Tout de suite, nous proposons

En France :

  • une loi de finances rectificative (collectif budgétaire) de l’ordre de 30 milliards d’euros, comportant 4 milliards de crédits nouveaux pour le système de santé public et, au-delà, des mesures de soutien à l’ensemble des services publics où les besoins d’embauches et de formation sont criants.
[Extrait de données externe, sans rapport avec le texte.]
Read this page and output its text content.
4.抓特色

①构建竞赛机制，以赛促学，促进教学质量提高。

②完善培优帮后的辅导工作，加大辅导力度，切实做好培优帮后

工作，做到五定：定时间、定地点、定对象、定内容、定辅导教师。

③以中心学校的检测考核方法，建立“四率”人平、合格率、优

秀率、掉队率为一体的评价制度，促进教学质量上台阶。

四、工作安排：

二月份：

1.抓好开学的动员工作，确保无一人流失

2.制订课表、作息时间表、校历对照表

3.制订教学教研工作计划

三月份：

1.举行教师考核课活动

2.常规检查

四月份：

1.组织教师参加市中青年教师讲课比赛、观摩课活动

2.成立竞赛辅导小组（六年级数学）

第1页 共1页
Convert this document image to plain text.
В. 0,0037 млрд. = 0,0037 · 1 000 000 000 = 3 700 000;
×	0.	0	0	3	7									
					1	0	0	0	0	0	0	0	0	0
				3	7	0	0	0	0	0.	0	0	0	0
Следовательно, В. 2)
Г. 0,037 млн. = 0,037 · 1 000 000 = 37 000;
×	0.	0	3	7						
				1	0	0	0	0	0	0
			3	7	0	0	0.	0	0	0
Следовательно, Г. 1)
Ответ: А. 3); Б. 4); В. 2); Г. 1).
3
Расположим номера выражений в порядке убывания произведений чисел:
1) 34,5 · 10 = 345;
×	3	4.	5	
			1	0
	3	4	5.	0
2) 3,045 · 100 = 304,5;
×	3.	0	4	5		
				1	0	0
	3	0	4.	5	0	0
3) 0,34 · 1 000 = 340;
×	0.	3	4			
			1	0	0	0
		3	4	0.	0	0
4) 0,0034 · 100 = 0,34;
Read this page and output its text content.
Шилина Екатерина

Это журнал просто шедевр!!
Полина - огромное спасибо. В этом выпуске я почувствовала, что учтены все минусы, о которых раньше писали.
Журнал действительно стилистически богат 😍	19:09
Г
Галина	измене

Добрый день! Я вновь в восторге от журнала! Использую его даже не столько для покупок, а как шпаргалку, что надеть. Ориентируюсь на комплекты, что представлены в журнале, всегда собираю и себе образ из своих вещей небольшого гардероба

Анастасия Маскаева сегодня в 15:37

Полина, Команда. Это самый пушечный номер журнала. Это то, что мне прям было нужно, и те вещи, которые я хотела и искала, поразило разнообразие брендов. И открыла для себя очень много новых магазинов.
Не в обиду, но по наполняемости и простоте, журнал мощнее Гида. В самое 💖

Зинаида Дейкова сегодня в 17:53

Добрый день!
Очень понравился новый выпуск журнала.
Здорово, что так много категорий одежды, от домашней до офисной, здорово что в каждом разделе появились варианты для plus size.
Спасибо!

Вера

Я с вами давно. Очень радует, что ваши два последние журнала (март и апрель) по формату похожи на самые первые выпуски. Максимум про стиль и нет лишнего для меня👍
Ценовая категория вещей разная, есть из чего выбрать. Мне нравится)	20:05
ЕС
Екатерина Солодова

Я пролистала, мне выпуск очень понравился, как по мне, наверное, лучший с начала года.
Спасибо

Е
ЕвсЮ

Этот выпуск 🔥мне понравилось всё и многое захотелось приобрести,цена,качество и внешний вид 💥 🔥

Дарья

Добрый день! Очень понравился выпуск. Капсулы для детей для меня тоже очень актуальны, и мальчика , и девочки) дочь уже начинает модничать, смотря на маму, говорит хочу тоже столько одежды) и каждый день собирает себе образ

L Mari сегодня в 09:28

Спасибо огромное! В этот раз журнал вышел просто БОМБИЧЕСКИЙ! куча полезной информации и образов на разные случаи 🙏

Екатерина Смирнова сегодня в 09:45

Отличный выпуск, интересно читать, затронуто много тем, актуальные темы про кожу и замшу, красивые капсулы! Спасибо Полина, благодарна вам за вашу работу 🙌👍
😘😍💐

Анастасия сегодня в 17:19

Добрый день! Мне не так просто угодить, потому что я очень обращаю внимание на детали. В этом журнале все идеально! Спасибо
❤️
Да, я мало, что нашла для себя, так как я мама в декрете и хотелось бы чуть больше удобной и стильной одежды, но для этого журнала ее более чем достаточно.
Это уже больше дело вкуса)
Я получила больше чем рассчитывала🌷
Cela suppose de suspendre sine die les interdits du  Pacte de stabilité et du pacte budgétaire (déficits publics et dette publique respectivement inférieurs à 3 % et 60 % du PIB) ;
  • mise en place d’instances démocratiques de suivi de la mise en œuvre des dispositions ci-dessous dans les entreprises et les territoires ainsi que de suivi et contrôle du crédit, sous l’égide des conseils régionaux et des CESER, avec l’appui des services de l’État. Ces instances pourraient être saisies par les représentants des salariés ou les élus, représentants de la population ;
  • soutien du pouvoir d’achat : blocage des prix des dépenses dites « pré-engagées » (loyers, tarifs des télécommunications et des assurances…) et blocage à la hausse des prix des produits de première nécessité jusqu’à la fin de l’épidémie. Garantir l’accès effectivement gratuit au système de santé et de dépistage pour toutes et tous, y compris SDF, sans-papiers et réfugiés ;
  • dans les grands groupes, moratoire sur toutes les suppressions d’emplois pendant toute la durée de l’épidémie ;
  • mobilisation des trésoreries abondantes des grands groupes pour faciliter le crédit interentreprises en faveur des salaires et de l’activité des PME ;
  • dans les secteurs touchés par la rupture des chaînes d’activité (automobile, aéronautique…), mise en place de crédits bancaires de trésorerie à taux réduit, refinancés par la BCE,  sous conditions strictes de maintien de l’emploi et de la rémunération des salariés concernés ;
  • plan de mobilisation des grands groupes du secteur pharmaceutique pour faire face à l’urgence de l’épidémie et pour consolider durablement la filière ;
  • mise en place d’un dispositif exceptionnel de crédits de trésorerie bonifiés pour les PME-TPE : plus celles-ci prendront des engagements favorables en termes de salaires et d’emplois préservés, ou de formation, plus le taux de ces crédits sera réduit, jusqu’à être fortement négatif. Ces crédits devront être intégralement refinancés à 0%, voire moins, par la BCE ;
  • en même temps que des avances longues à taux zéro voire négatif pour les maintiens de salaires et emploi, le dispositif de mutualisation pour chômage partiel doit être élargi : maintien du salaire à 100%, incluant les salaires au-delà du SMIC, avec un abondement supplémentaire de l’Etat, des trésoreries des grandes groupes et d’un Fonds européen (financé par la BCE) ;
  • il ne faut surtout pas recommencer les errements des krachs précédents. La fourniture en urgence de liquidités par la BCE au système bancaire doit être assortie de critères précis : pas de refinancement des crédits alimentant la spéculation et les opérations financières, accès à un refinancement à taux négatif réservé aux crédits favorables à la sécurisation de l’emploi et de la formation.
  • suivi et contrôle du crédit et de la mise en œuvre de ces dispositions sous l’égide des conseils régionaux et des CESER ;
  • retrait immédiat du projet de réforme des retraites qui fragilisera l’ensemble de l’économie.

Au niveau européen :

  • abandon définitif du « Pacte de stabilité » budgétaire. Ouverture d’une négociation pour un nouveau traité remplaçant le TSCG (traité sur la stabilité, la coordination et la gouvernance) et pour la définition d’un nouveau statut et d’un nouveau mandat de la BCE ;
  • mise en place d’un Fonds de développement économique, social et écologique européen financé par la BCE. Cette nouvelle institution financerait des investissements démocratiquement élaborés, décidés, suivis et contrôlés dans chaque État membre de l’UE et visant à développer les services publics dans tous les services, à commencer par la santé, et à répondre à l’urgence écologique ;
  • création d’un pôle public européen du médicament (recherche et production).